Wealth brought a detachment from the land that Wang loved so much. There are so many references to how much he loved the land--the land he owned and worked and sweat over--and descriptions of the soil itself and the feeling Wang got from working on it and sleeping in it, throughout the whole book. But as he got older he got too rich to go work and moved into town and rarely saw his land, the place that he loved so much and that gave him so much connection. When he was about to die, he wanted to move back to the land and into his country farm house that he began with, and tried to reconnect with his land. The book ends with his sons talking about selling the land, and the father trying in his old age to teach them why the land is so important, but they "smile over his head" and ignore him.

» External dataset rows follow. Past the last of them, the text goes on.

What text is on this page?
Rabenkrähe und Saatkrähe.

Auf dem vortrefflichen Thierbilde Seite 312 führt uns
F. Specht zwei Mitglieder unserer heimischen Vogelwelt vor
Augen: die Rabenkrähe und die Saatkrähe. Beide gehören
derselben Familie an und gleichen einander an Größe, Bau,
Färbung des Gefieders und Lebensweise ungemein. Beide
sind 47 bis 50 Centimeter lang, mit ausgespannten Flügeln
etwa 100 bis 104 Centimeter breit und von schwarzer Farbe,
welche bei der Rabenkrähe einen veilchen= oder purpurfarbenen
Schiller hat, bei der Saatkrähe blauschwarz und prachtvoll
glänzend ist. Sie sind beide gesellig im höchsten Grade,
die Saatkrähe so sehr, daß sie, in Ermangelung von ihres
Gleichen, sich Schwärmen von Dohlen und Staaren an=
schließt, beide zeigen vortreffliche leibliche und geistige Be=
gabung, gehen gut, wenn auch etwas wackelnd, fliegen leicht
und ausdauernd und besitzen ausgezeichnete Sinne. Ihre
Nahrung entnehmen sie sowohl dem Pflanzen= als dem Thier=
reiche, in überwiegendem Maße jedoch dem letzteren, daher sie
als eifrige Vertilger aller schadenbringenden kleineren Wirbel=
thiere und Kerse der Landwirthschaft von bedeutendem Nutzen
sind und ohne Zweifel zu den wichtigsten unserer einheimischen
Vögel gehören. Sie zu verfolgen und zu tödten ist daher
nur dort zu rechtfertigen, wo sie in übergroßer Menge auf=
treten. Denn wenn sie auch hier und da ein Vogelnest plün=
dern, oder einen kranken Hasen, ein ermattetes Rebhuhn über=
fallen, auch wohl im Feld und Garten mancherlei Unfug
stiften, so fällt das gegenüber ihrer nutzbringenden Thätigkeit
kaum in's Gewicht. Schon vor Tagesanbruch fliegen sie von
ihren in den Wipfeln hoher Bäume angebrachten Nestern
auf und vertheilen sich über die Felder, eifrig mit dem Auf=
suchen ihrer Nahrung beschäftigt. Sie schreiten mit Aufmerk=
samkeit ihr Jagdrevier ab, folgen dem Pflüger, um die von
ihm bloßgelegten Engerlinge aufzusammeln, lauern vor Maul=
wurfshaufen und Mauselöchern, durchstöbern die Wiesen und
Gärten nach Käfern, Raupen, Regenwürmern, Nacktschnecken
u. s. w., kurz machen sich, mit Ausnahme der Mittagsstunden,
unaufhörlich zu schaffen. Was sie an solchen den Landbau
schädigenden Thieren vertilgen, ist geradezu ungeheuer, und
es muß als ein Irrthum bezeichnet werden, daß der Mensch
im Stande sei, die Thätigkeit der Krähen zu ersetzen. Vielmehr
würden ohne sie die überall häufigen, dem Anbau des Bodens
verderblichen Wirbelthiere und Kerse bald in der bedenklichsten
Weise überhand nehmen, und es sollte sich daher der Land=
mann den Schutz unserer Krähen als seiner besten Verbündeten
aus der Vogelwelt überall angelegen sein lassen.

The last thing that really stood out to me about this book was the treatment of women. Girl babies were just referred to as "slaves"--they were only useful as servants in the family before they were married off and then sold out of the family in arranged marriages. The wife of the household was responsible for running everything and was never thanked. O-lan, Wang Lung's wife, is crazy amazing at how hard she works when they are first married. She has baby after baby and works constantly through the whole thing. She literally walked back to the fields to finish working hours after giving birth to their second child. And yet O-lan is detested and despised throughout the whole novel because she is ugly and because her feet are unbound--which ironically is what helped her to be such a help to him in the first place, because if her feet had been bound she would have never been able to help him in the fields. She ends up basically working herself to death, after watching Wang Lung bring a second wife (a prostitute) to the house and being placed above her. Babies that are boys are celebrated and worshipped, and girl babies are completely despised. Wang sees the birth of his first daughter as a bad omen for what is coming next (the famine that they all almost starve through). This is not unexpected or all that surprising, but it was stark and sad.

The book ends right before Wang Lung dies. There are actually two more books that come after this in a trilogy--but I don't really want to read them because it's pretty clear which direction the family is heading.